Одно из самых больших препятствий, с которым столкнулся Фетлер работая среди русских - это суеверное отношение к иконам. Для жителей Запада,

икона - это просто странная устаревшая картинка какого-нибудь религиозного персонажа. Однако, русский, выросший в православной церкви, верит, что икона обладает целительными свойствами. Святые образы были неотъемлемой частью повседневной жизни в России. Так их можно было увидеть не только в каждой церкви, но и в каждом бедном или богатом доме. У знатных людей иконы были обрамлены золотом, серебром или драгоценными камнями; у крестьян иконы были простыми, купленными на местном рынке. Средний дом располагал не одной иконой, а как минимум, одной иконой на каждую комнату. Самой главной иконой была Божья Матерь, а на других иконах были изображены исторические религиозные фигуры, в основном русские, которых наделяли особым святым статусом. Иконы позволяли обрести связь верующего с небесами. Они были частью личной жизни каждого искренне верующего православного христианина от его рождения и до смерти. Ни одно важное мероприятие не происходило без священника, который благословлял иконы: на семейном праздновании, или на общественной церемонии. Иконы служили инструментом для подчинения простых верующих православным священникам.

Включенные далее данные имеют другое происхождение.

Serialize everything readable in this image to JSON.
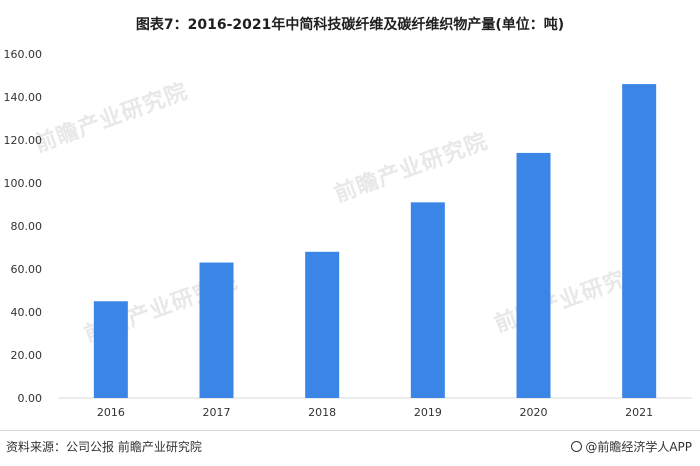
{
  "title": "图表7：2016-2021年中简科技碳纤维及碳纤维织物产量(单位：吨)",
  "watermark_text": "前瞻产业研究院",
  "footer": {
    "source": "资料来源：公司公报 前瞻产业研究院",
    "brand": "@前瞻经济学人APP"
  },
  "colors": {
    "bar": "#3a85e6",
    "axis": "#d9d9d9",
    "tick_label": "#333333"
  },
  "chart_data": {
    "type": "bar",
    "title": "图表7：2016-2021年中简科技碳纤维及碳纤维织物产量(单位：吨)",
    "categories": [
      "2016",
      "2017",
      "2018",
      "2019",
      "2020",
      "2021"
    ],
    "values": [
      45,
      63,
      68,
      91,
      114,
      146
    ],
    "ylim": [
      0,
      160
    ],
    "yticks": [
      "0.00",
      "20.00",
      "40.00",
      "60.00",
      "80.00",
      "100.00",
      "120.00",
      "140.00",
      "160.00"
    ],
    "grid": false,
    "legend": "none"
  }
}
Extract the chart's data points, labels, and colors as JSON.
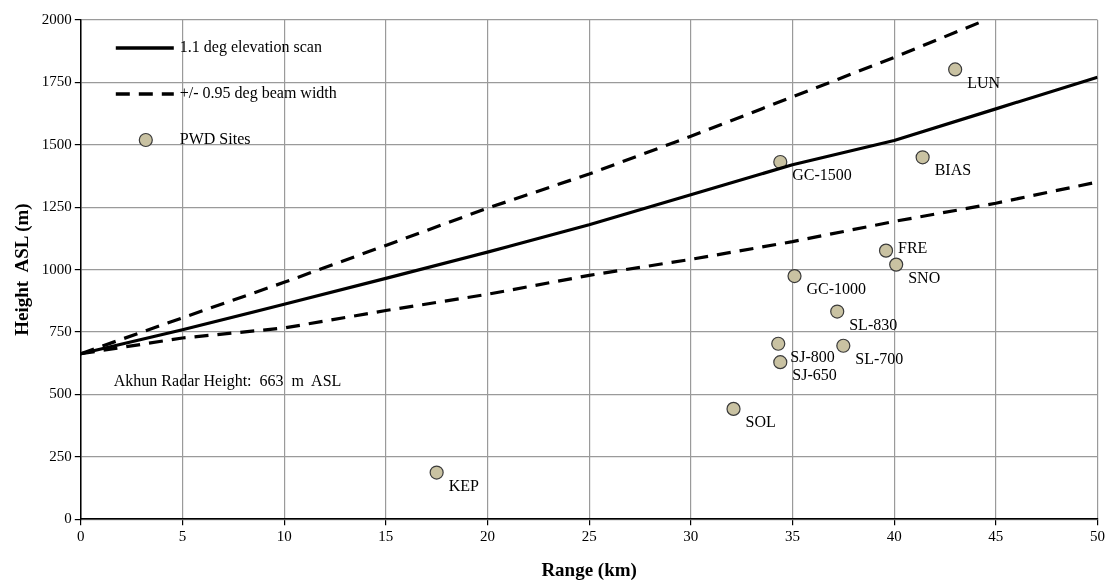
{
  "chart_data": {
    "type": "line",
    "xlabel": "Range (km)",
    "ylabel": "Height  ASL (m)",
    "xlim": [
      0,
      50
    ],
    "xticks": [
      0,
      5,
      10,
      15,
      20,
      25,
      30,
      35,
      40,
      45,
      50
    ],
    "ylim": [
      0,
      2000
    ],
    "yticks": [
      0,
      250,
      500,
      750,
      1000,
      1250,
      1500,
      1750,
      2000
    ],
    "grid": true,
    "legend": "top left",
    "series": [
      {
        "name": "1.1 deg elevation scan",
        "color": "#000000",
        "line_style": "solid",
        "x": [
          0,
          5,
          10,
          15,
          20,
          25,
          30,
          35,
          40,
          45,
          50
        ],
        "values": [
          663,
          759,
          861,
          965,
          1070,
          1180,
          1300,
          1420,
          1517,
          1644,
          1771
        ]
      },
      {
        "name": "+/- 0.95 deg beam width",
        "color": "#000000",
        "line_style": "dashed",
        "x": [
          0,
          5,
          10,
          15,
          20,
          25,
          30,
          35,
          40,
          44.5
        ],
        "values": [
          663,
          807,
          949,
          1097,
          1246,
          1383,
          1534,
          1692,
          1850,
          2000
        ]
      },
      {
        "color": "#000000",
        "line_style": "dashed",
        "x": [
          0,
          5,
          10,
          15,
          20,
          25,
          30,
          35,
          40,
          45,
          50
        ],
        "values": [
          663,
          726,
          766,
          836,
          901,
          977,
          1041,
          1112,
          1193,
          1266,
          1351
        ]
      },
      {
        "name": "PWD Sites",
        "type": "scatter",
        "color": "#c9c2a2",
        "marker": "circle",
        "x": [
          43.0,
          41.4,
          34.4,
          39.6,
          40.1,
          35.1,
          37.2,
          34.3,
          37.5,
          34.4,
          32.1,
          17.5
        ],
        "values": [
          1802,
          1450,
          1431,
          1076,
          1020,
          974,
          832,
          703,
          695,
          629,
          442,
          187
        ]
      }
    ],
    "annotations": [
      "Akhun Radar Height:  663  m  ASL",
      {
        "text": "LUN",
        "x": 43.0,
        "y": 1802
      },
      {
        "text": "BIAS",
        "x": 41.4,
        "y": 1450
      },
      {
        "text": "GC-1500",
        "x": 34.4,
        "y": 1431
      },
      {
        "text": "FRE",
        "x": 39.6,
        "y": 1076
      },
      {
        "text": "SNO",
        "x": 40.1,
        "y": 1020
      },
      {
        "text": "GC-1000",
        "x": 35.1,
        "y": 974
      },
      {
        "text": "SL-830",
        "x": 37.2,
        "y": 832
      },
      {
        "text": "SJ-800",
        "x": 34.3,
        "y": 703
      },
      {
        "text": "SL-700",
        "x": 37.5,
        "y": 695
      },
      {
        "text": "SJ-650",
        "x": 34.4,
        "y": 629
      },
      {
        "text": "SOL",
        "x": 32.1,
        "y": 442
      },
      {
        "text": "KEP",
        "x": 17.5,
        "y": 187
      }
    ]
  }
}
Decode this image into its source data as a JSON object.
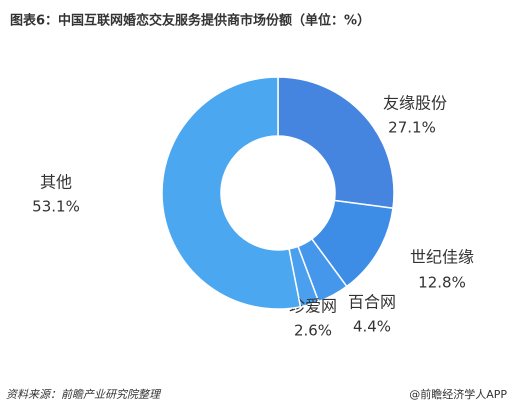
{
  "chart_data": {
    "type": "donut",
    "title": "图表6：中国互联网婚恋交友服务提供商市场份额（单位：%）",
    "categories": [
      "友缘股份",
      "世纪佳缘",
      "百合网",
      "珍爱网",
      "其他"
    ],
    "values": [
      27.1,
      12.8,
      4.4,
      2.6,
      53.1
    ],
    "value_labels": [
      "27.1%",
      "12.8%",
      "4.4%",
      "2.6%",
      "53.1%"
    ],
    "colors": [
      "#4585e0",
      "#3d8de6",
      "#4597ec",
      "#4a9fee",
      "#4aa7f0"
    ],
    "source": "资料来源：前瞻产业研究院整理",
    "watermark": "@前瞻经济学人APP"
  }
}
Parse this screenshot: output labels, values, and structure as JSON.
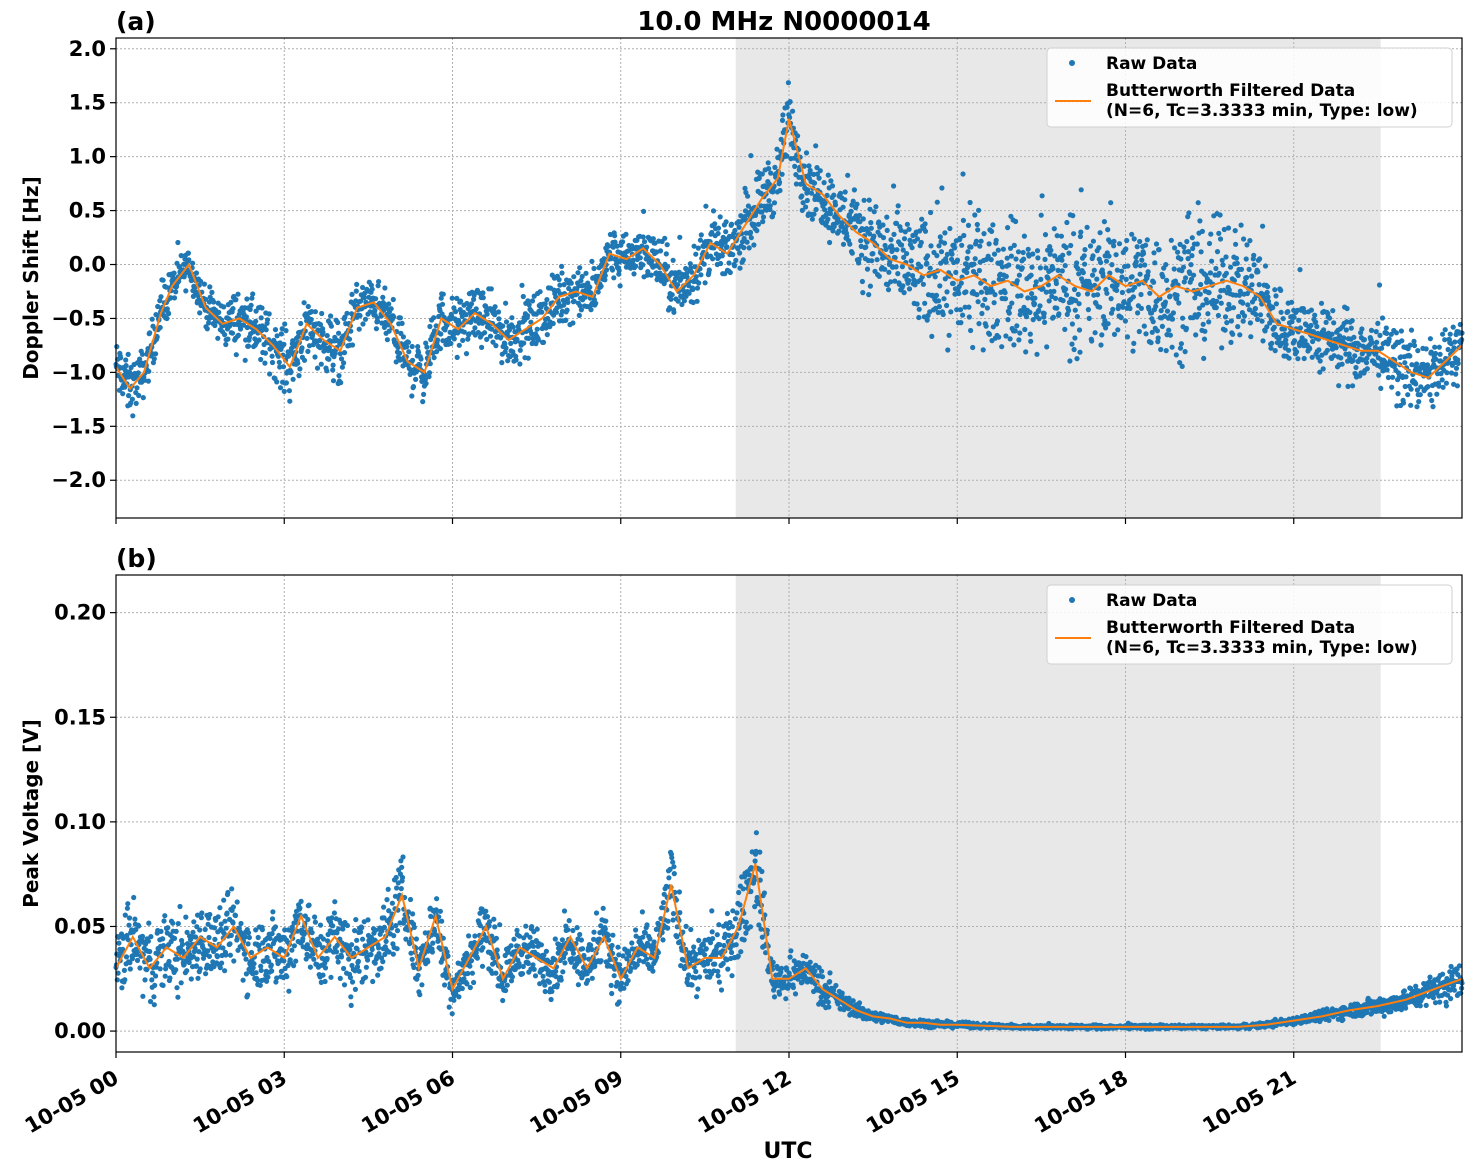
{
  "title": "10.0 MHz N0000014",
  "xlabel": "UTC",
  "x_ticks": [
    "10-05 00",
    "10-05 03",
    "10-05 06",
    "10-05 09",
    "10-05 12",
    "10-05 15",
    "10-05 18",
    "10-05 21"
  ],
  "colors": {
    "raw": "#1f77b4",
    "filtered": "#ff7f0e",
    "shade": "#e8e8e8",
    "grid": "#b0b0b0"
  },
  "chart_data": [
    {
      "type": "scatter",
      "panel_label": "(a)",
      "ylabel": "Doppler Shift [Hz]",
      "x_unit": "hours UTC since 10-05 00",
      "xlim": [
        0,
        24
      ],
      "ylim": [
        -2.35,
        2.1
      ],
      "yticks": [
        -2.0,
        -1.5,
        -1.0,
        -0.5,
        0.0,
        0.5,
        1.0,
        1.5,
        2.0
      ],
      "ytick_labels": [
        "−2.0",
        "−1.5",
        "−1.0",
        "−0.5",
        "0.0",
        "0.5",
        "1.0",
        "1.5",
        "2.0"
      ],
      "grid": true,
      "shaded_x_range": [
        11.05,
        22.55
      ],
      "legend_position": "top-right",
      "legend": [
        "Raw Data",
        "Butterworth Filtered Data",
        "(N=6, Tc=3.3333 min, Type: low)"
      ],
      "series": [
        {
          "name": "Butterworth Filtered Data",
          "kind": "line",
          "x": [
            0,
            0.25,
            0.5,
            0.8,
            1.0,
            1.3,
            1.6,
            1.9,
            2.2,
            2.5,
            2.8,
            3.1,
            3.4,
            3.7,
            4.0,
            4.3,
            4.6,
            4.9,
            5.2,
            5.5,
            5.8,
            6.1,
            6.4,
            6.7,
            7.0,
            7.3,
            7.6,
            7.9,
            8.2,
            8.5,
            8.8,
            9.1,
            9.4,
            9.7,
            10.0,
            10.3,
            10.6,
            10.9,
            11.2,
            11.5,
            11.8,
            12.0,
            12.3,
            12.6,
            12.9,
            13.2,
            13.5,
            13.8,
            14.1,
            14.4,
            14.7,
            15.0,
            15.3,
            15.6,
            15.9,
            16.2,
            16.5,
            16.8,
            17.1,
            17.4,
            17.7,
            18.0,
            18.3,
            18.6,
            18.9,
            19.2,
            19.5,
            19.8,
            20.1,
            20.4,
            20.7,
            21.0,
            21.3,
            21.6,
            21.9,
            22.2,
            22.5,
            22.8,
            23.1,
            23.4,
            23.7,
            24.0
          ],
          "y": [
            -0.95,
            -1.15,
            -1.0,
            -0.45,
            -0.2,
            0.0,
            -0.4,
            -0.55,
            -0.5,
            -0.6,
            -0.75,
            -0.95,
            -0.55,
            -0.7,
            -0.8,
            -0.4,
            -0.35,
            -0.55,
            -0.9,
            -1.0,
            -0.5,
            -0.6,
            -0.45,
            -0.55,
            -0.7,
            -0.6,
            -0.5,
            -0.3,
            -0.25,
            -0.3,
            0.1,
            0.05,
            0.15,
            0.0,
            -0.25,
            -0.1,
            0.2,
            0.1,
            0.35,
            0.6,
            0.8,
            1.35,
            0.75,
            0.65,
            0.45,
            0.3,
            0.2,
            0.05,
            0.0,
            -0.1,
            -0.05,
            -0.15,
            -0.1,
            -0.2,
            -0.15,
            -0.25,
            -0.2,
            -0.1,
            -0.2,
            -0.25,
            -0.1,
            -0.2,
            -0.15,
            -0.3,
            -0.2,
            -0.25,
            -0.2,
            -0.15,
            -0.2,
            -0.3,
            -0.55,
            -0.6,
            -0.65,
            -0.7,
            -0.75,
            -0.8,
            -0.8,
            -0.9,
            -1.0,
            -1.05,
            -0.9,
            -0.75
          ]
        },
        {
          "name": "Raw Data",
          "kind": "scatter",
          "spread_plus_minus": [
            0.3,
            0.3,
            0.25,
            0.25,
            0.2,
            0.2,
            0.2,
            0.25,
            0.3,
            0.3,
            0.3,
            0.35,
            0.3,
            0.3,
            0.3,
            0.25,
            0.25,
            0.3,
            0.3,
            0.3,
            0.3,
            0.3,
            0.25,
            0.3,
            0.3,
            0.3,
            0.3,
            0.3,
            0.25,
            0.25,
            0.25,
            0.25,
            0.25,
            0.3,
            0.3,
            0.3,
            0.3,
            0.3,
            0.35,
            0.35,
            0.35,
            0.4,
            0.35,
            0.35,
            0.35,
            0.4,
            0.5,
            0.55,
            0.6,
            0.6,
            0.65,
            0.65,
            0.65,
            0.65,
            0.65,
            0.65,
            0.65,
            0.65,
            0.65,
            0.65,
            0.65,
            0.65,
            0.65,
            0.65,
            0.65,
            0.65,
            0.65,
            0.6,
            0.6,
            0.6,
            0.4,
            0.35,
            0.35,
            0.35,
            0.35,
            0.35,
            0.35,
            0.35,
            0.35,
            0.35,
            0.35,
            0.35
          ]
        }
      ]
    },
    {
      "type": "scatter",
      "panel_label": "(b)",
      "ylabel": "Peak Voltage [V]",
      "x_unit": "hours UTC since 10-05 00",
      "xlim": [
        0,
        24
      ],
      "ylim": [
        -0.01,
        0.218
      ],
      "yticks": [
        0.0,
        0.05,
        0.1,
        0.15,
        0.2
      ],
      "ytick_labels": [
        "0.00",
        "0.05",
        "0.10",
        "0.15",
        "0.20"
      ],
      "grid": true,
      "shaded_x_range": [
        11.05,
        22.55
      ],
      "legend_position": "top-right",
      "legend": [
        "Raw Data",
        "Butterworth Filtered Data",
        "(N=6, Tc=3.3333 min, Type: low)"
      ],
      "series": [
        {
          "name": "Butterworth Filtered Data",
          "kind": "line",
          "x": [
            0,
            0.3,
            0.6,
            0.9,
            1.2,
            1.5,
            1.8,
            2.1,
            2.4,
            2.7,
            3.0,
            3.3,
            3.6,
            3.9,
            4.2,
            4.5,
            4.8,
            5.1,
            5.4,
            5.7,
            6.0,
            6.3,
            6.6,
            6.9,
            7.2,
            7.5,
            7.8,
            8.1,
            8.4,
            8.7,
            9.0,
            9.3,
            9.6,
            9.9,
            10.2,
            10.5,
            10.8,
            11.1,
            11.4,
            11.7,
            12.0,
            12.3,
            12.6,
            12.9,
            13.2,
            13.5,
            13.8,
            14.1,
            14.4,
            14.7,
            15.0,
            16.0,
            17.0,
            18.0,
            19.0,
            20.0,
            20.5,
            21.0,
            21.5,
            22.0,
            22.5,
            23.0,
            23.5,
            24.0
          ],
          "y": [
            0.03,
            0.045,
            0.03,
            0.04,
            0.035,
            0.045,
            0.04,
            0.05,
            0.035,
            0.04,
            0.035,
            0.055,
            0.035,
            0.045,
            0.035,
            0.04,
            0.045,
            0.065,
            0.03,
            0.055,
            0.02,
            0.035,
            0.05,
            0.025,
            0.04,
            0.035,
            0.03,
            0.045,
            0.03,
            0.045,
            0.025,
            0.04,
            0.035,
            0.07,
            0.03,
            0.035,
            0.035,
            0.05,
            0.08,
            0.025,
            0.025,
            0.03,
            0.02,
            0.015,
            0.01,
            0.007,
            0.006,
            0.004,
            0.004,
            0.003,
            0.003,
            0.002,
            0.002,
            0.002,
            0.002,
            0.002,
            0.003,
            0.005,
            0.007,
            0.01,
            0.012,
            0.015,
            0.02,
            0.025
          ]
        },
        {
          "name": "Raw Data",
          "kind": "scatter",
          "spread_plus_minus": [
            0.02,
            0.02,
            0.02,
            0.02,
            0.02,
            0.02,
            0.02,
            0.02,
            0.02,
            0.02,
            0.02,
            0.02,
            0.02,
            0.02,
            0.02,
            0.02,
            0.02,
            0.022,
            0.015,
            0.018,
            0.012,
            0.015,
            0.018,
            0.012,
            0.015,
            0.015,
            0.015,
            0.015,
            0.015,
            0.015,
            0.015,
            0.015,
            0.015,
            0.02,
            0.015,
            0.015,
            0.015,
            0.02,
            0.025,
            0.01,
            0.01,
            0.01,
            0.008,
            0.006,
            0.004,
            0.003,
            0.002,
            0.002,
            0.002,
            0.0015,
            0.0015,
            0.001,
            0.001,
            0.001,
            0.001,
            0.001,
            0.0015,
            0.002,
            0.003,
            0.004,
            0.005,
            0.006,
            0.008,
            0.01
          ]
        }
      ]
    }
  ]
}
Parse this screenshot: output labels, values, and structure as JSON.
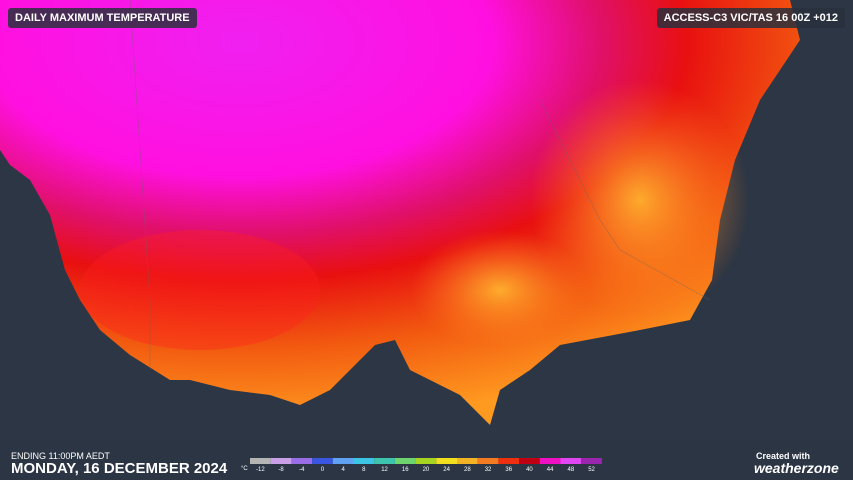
{
  "header": {
    "title": "DAILY MAXIMUM TEMPERATURE",
    "model": "ACCESS-C3 VIC/TAS 16 00Z +012"
  },
  "footer": {
    "ending": "ENDING 11:00PM AEDT",
    "date": "MONDAY, 16 DECEMBER 2024"
  },
  "legend": {
    "unit": "°C",
    "items": [
      {
        "value": -12,
        "color": "#b4b4b4"
      },
      {
        "value": -8,
        "color": "#c9a0e8"
      },
      {
        "value": -4,
        "color": "#9a6ee6"
      },
      {
        "value": 0,
        "color": "#3a55e0"
      },
      {
        "value": 4,
        "color": "#5fa2f2"
      },
      {
        "value": 8,
        "color": "#3cc4e4"
      },
      {
        "value": 12,
        "color": "#3cc4ae"
      },
      {
        "value": 16,
        "color": "#6ed46e"
      },
      {
        "value": 20,
        "color": "#a6d420"
      },
      {
        "value": 24,
        "color": "#f2e020"
      },
      {
        "value": 28,
        "color": "#f2b424"
      },
      {
        "value": 32,
        "color": "#f27a20"
      },
      {
        "value": 36,
        "color": "#ee3010"
      },
      {
        "value": 40,
        "color": "#c00012"
      },
      {
        "value": 44,
        "color": "#f010c4"
      },
      {
        "value": 48,
        "color": "#e046f2"
      },
      {
        "value": 52,
        "color": "#9a26b0"
      }
    ]
  },
  "brand": {
    "created": "Created with",
    "name": "weatherzone"
  }
}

Для Фетлера православные обычаи, церемонии и иконы не имели ни малейшего значения, и он никогда не высказывал критики или неуважения в адрес православных. Однако, будучи евангельским христианином, он ясно выражал свое мнение против суеверного использования икон. Вызывая негодование у священников и торговцев икон, он учил своих обращенных, что иконы не имели никакой чудодейственной силы, но в лучшем случае, являлись просто картинками, наподобие тех, которые евангельские христиане использовали в воскресных школах для иллюстрации Библейских историй. Уильям Фетлер и его соратники проповедовали евангельское учение, которое говорит, что виновному грешнику нечего добавить к совершенной искупительной жертве Христа; прощение грехов обреталось только через Благодать Божию, через спасительную работу Иисуса Христа. Для многих русских проповедь Фетлера была революционной, потому что она освобождала человека и призывала его жить по своей чистой совести и поступать в жизни, как учит Слово Божие.

Испытание


Когда православное главенство заметило популярность Фетлера, что он стал известен не только в стране, но и за границей, и что Фетлер собирает многотысячные толпы, в то время, когда их церкви пустуют - они решили изменить тактику.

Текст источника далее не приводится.